Oklahoma Law Professor Champions Wheat Biotechnology

April 19, 2010

3 Min Read

In 2010, the amount of wheat planted in Kansas is expected to be less than the combined total of corn, sorghum and soybeans. For "the wheat state," this statistic is alarming.
According to Drew Kershen, University of Oklahoma law professor, wheat – the most widely consumed grain in the world – needs investment in research and development and most importantly, biotechnology.

Kershen spoke at the inaugural Kansas and World Agriculture gathering at the Center for International Trade and Agriculture conference on the University of Kansas campus in Lawrence earlier this month. Kershen champions biotechnology in wheat as a means to curb hunger and promote national security.

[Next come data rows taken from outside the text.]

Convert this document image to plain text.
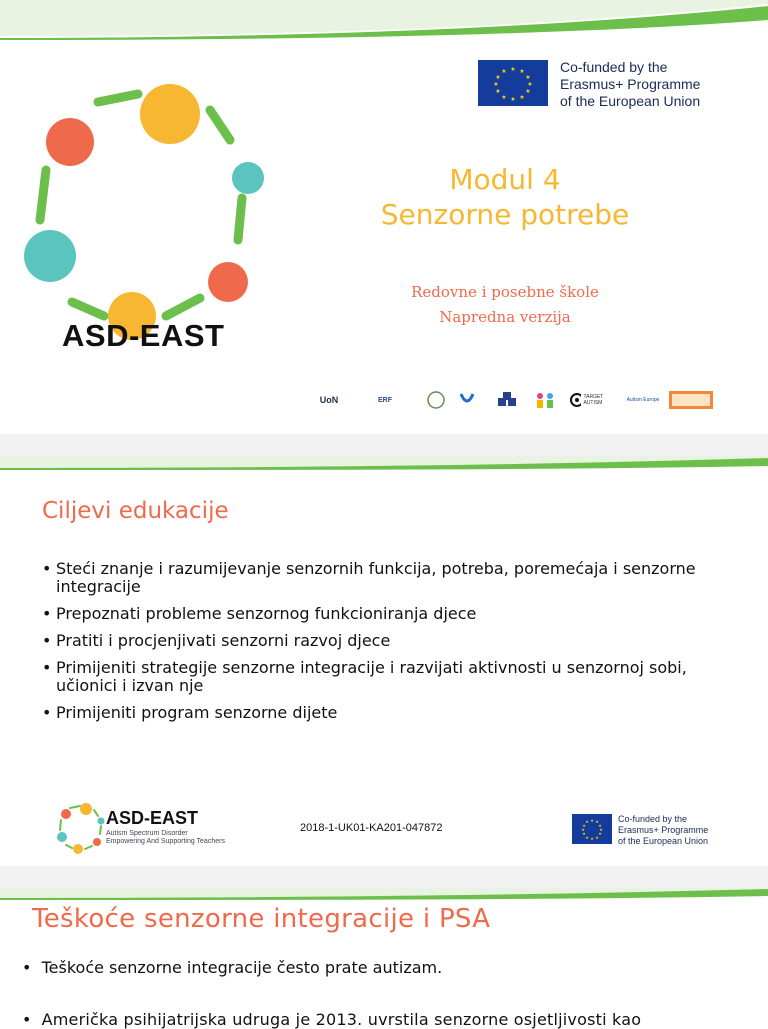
ASD-EAST
★ ★
★
★
★
★
★
★
★
★
★
★	Co-funded by the
Erasmus+ Programme
of the European Union
Modul 4
Senzorne potrebe
Redovne i posebne škole
Napredna verzija
UoN	ERF	TARGET AUTISM	Autism Europe
Ciljevi edukacije
• Steći znanje i razumijevanje senzornih funkcija, potreba, poremećaja i senzorne integracije
• Prepoznati probleme senzornog funkcioniranja djece
• Pratiti i procjenjivati senzorni razvoj djece
• Primijeniti strategije senzorne integracije i razvijati aktivnosti u senzornoj sobi, učionici i izvan nje
• Primijeniti program senzorne dijete
ASD-EAST
Autism Spectrum Disorder
Empowering And Supporting Teachers
2018-1-UK01-KA201-047872
★ ★
★
★
★
★
★
★
★
★
★
★	Co-funded by the
Erasmus+ Programme
of the European Union
Teškoće senzorne integracije i PSA
•  Teškoće senzorne integracije često prate autizam.
•  Američka psihijatrijska udruga je 2013. uvrstila senzorne osjetljivosti kao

His topic, "Genetically Modified Wheat – Its Past, Present and Challenging Future," centered on the fact that, compared to corn and soybeans, investment in wheat research in the U.S. is minute. As such, those crops have gained dramatic increases in yield and planted acres. Yet, demand for wheat continues to grow.

Wheat products provide 20% of the calories consumed in the world on a given day; with world population expected to increase to 9 billion by 2050, global wheat production must increase to keep pace, says Kershen, adding that farming more land is not an option. Kershen says "sustainably intensifying" current wheat production is necessary.

He says a lack of biotechnology investment into wheat is one reason that wheat's competitiveness has been lost. Another is the scarcity of talented young wheat breeders coming through the land-grant university ranks. As Kershen puts it, if you were a young plant scientist, would you rather work in the corn and soybean industries, which have all the biotech bells and whistles, or the one that has none?

"We have lost so many young people that could go into wheat research. They are doing great and wonderful work, in the crops that have biotechnology," says Kershen, who compares the disparity of public and private research and development funds to the lack of parity in major league baseball. "It's worse than the Kansas City Royals vs. the New York Yankees," he says. "It's like the Tulsa Drillers competing with the New York Yankees."

Kershen says all is not lost, however. Major research in biotech drought-tolerant wheat is being conducted in Australia, while China spends more research money on genetically modified crops than any country in the world. Slowly, U.S. companies are expanding research into biotech wheat.

The positives of biotech wheat are too great to ignore, he says, adding that once adopted by farmers, transgenic wheat will be safe, healthy and have a less negative environmental impact than conventional wheat.

Worldwide, resistance to biotech wheat is softening. "I don't think it is as great a problem as we once thought, if you have the will to move forward," Kershen says. "And we have to have that will."

He says the lack of biotech wheat poses a dramatic national security issue. "The real risk of not adopting transgenic wheat is that in the U.S., wheat will become a minor crop and we'll get our wheat from Russia, Australia, China or other countries,” he says.